The Huttons, from the small town of Foristell, had bought their tickets many months in advance. They’d fly to Buenos Aires, spend a couple days in the city, then set sail down the east coast of South America, around Cape Horn, and back up the other side. And, because they had sprung for the extended 31-day option, they’d continue after the first leg ended in San Antonio, Chile, all the way up to the Panama Canal and on to Port Everglades in Fort Lauderdale, Fla. The capstone for Lance would be an excursion to Machu Picchu, the 15th century Incan ruin in the Peruvian Andes.
In the weeks before their departure, Lance had monitored the spread of the coronavirus and begun to worry about the trip. He’d followed the cruise ship outbreaks—first on the Diamond Princess in February and then on the Grand Princess days before his own voyage. Princess Cruises, like Holland America, is part of the giant cruise operator Carnival Corp. At 80 and 79 years old, respectively, he and Sharon were squarely in the at-risk population for Covid-19. Lance had wanted to cancel, but Holland America sent him an email on Feb. 26 specifying that refunds were limited to customers who could prove they’d had contact with someone who had the virus or had recently traveled to China. On March 5 he checked again, but the policy hadn’t changed. (On March 6, the day before the Zaandam’s passengers began boarding, Holland America did loosen its cancellation policy. Lance never learned of it.)
And so the couple had gone ahead with the trip. Throwing away $20,000 just felt too extravagant to a retired school superintendent. “I’m sure many people on board felt the same,” he said, speaking by phone as the ship sat in Panama Bay. “If they’d had a chance, they would have gotten out of it.” Now the Huttons just wanted to get home. Word of the deaths had rattled the couple. Lance was particularly worried about Sharon, his wife of 56 years. She had bronchiectasis, a chronic condition that made her susceptible to airway infections. And he’d lost faith in the company that, he now painfully realized, he’d trusted with their lives. “I just don’t think they thought about this very well,” he said. “That’s the only complaint I have.”
By the time the Zaandam made it to port on April 2, its passengers would be some of the only cruisers left on Earth. Some would still be very sick, and not all of them would survive. Two months later, the cruise industry remains shut down and economically staggered—a no-sail order issued by the CDC six days after the Zaandam’s departure has since been renewed through the end of July.

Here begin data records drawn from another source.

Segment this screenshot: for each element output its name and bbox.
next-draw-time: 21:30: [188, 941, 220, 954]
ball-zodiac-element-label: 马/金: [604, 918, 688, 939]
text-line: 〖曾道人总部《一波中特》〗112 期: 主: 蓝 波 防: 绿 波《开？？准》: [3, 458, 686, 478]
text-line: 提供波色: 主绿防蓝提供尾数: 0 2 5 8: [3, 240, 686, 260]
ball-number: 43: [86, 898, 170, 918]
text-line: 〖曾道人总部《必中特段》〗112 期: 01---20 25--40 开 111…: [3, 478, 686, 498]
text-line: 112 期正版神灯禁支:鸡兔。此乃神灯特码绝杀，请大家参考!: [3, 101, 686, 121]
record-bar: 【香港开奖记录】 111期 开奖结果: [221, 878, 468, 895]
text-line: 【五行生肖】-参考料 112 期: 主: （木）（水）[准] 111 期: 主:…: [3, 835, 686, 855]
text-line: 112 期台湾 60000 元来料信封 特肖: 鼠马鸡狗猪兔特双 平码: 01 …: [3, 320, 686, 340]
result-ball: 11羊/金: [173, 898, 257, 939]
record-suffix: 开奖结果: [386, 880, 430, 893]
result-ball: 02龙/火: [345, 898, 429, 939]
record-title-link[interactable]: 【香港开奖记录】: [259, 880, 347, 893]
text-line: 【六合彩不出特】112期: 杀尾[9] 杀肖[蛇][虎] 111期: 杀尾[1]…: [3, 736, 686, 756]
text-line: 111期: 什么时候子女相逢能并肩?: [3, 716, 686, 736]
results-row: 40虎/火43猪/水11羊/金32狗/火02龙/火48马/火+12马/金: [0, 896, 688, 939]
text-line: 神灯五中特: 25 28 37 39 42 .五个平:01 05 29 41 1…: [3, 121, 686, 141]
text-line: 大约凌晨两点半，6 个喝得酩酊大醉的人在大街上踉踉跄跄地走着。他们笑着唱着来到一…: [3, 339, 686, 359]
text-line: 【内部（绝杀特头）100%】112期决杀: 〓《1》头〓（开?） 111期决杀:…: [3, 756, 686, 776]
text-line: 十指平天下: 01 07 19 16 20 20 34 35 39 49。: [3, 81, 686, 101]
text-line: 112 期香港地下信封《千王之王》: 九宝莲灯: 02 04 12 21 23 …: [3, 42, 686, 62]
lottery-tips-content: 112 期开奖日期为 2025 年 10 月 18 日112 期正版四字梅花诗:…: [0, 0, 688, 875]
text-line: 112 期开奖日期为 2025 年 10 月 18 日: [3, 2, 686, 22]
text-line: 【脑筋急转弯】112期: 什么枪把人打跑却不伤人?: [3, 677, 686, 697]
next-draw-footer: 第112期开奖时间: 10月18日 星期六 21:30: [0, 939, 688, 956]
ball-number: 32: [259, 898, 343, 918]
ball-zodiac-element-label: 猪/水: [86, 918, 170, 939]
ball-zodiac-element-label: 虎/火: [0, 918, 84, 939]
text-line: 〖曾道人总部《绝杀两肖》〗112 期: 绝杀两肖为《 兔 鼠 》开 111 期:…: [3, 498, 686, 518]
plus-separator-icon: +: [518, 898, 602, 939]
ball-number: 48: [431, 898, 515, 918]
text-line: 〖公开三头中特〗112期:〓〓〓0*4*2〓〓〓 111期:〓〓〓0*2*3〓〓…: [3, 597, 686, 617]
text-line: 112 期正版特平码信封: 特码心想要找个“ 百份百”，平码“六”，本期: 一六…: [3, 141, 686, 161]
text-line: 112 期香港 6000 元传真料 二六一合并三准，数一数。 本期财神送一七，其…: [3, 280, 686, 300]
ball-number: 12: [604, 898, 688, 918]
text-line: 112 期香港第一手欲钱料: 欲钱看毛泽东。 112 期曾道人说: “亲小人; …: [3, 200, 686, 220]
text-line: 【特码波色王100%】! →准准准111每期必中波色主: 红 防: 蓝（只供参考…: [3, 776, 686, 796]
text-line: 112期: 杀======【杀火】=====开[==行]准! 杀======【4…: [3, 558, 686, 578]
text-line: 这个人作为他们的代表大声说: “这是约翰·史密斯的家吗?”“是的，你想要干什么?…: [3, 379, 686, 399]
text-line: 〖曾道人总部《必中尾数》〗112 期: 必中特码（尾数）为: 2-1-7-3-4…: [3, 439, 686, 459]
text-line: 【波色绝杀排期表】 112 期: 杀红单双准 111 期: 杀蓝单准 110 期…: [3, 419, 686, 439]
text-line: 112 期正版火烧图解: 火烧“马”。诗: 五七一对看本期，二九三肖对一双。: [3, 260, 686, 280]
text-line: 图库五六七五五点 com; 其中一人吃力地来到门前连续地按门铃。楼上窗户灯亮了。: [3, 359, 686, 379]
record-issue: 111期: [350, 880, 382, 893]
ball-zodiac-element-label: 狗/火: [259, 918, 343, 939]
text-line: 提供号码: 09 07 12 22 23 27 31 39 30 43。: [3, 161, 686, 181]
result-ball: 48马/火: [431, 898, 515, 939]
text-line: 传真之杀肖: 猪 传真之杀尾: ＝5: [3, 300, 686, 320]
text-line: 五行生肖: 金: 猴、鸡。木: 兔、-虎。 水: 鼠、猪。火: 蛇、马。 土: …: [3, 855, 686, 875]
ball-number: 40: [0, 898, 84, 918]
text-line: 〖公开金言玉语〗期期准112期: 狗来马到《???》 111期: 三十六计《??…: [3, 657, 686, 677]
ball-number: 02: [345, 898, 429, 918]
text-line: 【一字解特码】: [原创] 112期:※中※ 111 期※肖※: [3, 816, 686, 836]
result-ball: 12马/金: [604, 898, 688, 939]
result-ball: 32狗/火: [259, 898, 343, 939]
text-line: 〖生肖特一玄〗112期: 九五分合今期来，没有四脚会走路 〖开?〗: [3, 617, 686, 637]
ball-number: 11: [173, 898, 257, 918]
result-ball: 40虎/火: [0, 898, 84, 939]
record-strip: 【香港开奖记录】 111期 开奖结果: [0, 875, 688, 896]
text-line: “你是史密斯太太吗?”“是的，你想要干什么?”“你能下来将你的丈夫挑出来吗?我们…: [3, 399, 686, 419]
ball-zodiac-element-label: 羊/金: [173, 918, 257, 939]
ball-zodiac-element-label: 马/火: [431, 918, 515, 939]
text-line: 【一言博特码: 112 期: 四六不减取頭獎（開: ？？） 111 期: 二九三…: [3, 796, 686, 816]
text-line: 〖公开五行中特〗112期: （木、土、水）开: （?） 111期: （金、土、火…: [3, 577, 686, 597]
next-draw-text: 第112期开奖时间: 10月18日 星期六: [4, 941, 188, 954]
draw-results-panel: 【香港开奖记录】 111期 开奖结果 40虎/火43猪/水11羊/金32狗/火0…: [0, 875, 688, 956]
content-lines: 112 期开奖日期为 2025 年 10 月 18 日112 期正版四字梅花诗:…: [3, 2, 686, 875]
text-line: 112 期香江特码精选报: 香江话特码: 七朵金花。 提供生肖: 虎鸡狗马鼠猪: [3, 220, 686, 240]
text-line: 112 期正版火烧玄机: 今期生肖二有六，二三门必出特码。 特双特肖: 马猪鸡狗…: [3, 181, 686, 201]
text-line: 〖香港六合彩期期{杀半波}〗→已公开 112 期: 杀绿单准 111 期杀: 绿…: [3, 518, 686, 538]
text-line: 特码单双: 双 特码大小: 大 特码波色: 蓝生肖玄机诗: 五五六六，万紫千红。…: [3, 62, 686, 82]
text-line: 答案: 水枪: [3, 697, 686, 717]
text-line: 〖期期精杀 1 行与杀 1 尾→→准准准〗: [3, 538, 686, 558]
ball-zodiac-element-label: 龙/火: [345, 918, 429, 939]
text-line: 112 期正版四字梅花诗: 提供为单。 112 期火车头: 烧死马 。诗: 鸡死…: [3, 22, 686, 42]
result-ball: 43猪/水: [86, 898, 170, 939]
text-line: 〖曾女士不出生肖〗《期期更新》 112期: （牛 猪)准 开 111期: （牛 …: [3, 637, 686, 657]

But Carnival and Royal Caribbean International, the industry’s two dominant players, tentatively plan to start cruising again on Aug. 1. If the industry keeps to this timeline, ships will be departing and moving thousands from port to port while Covid clusters still burn around the world and a vaccine remains notional. To help customers swallow any misgivings, Carnival has offered rates as low as $28 a day, including food.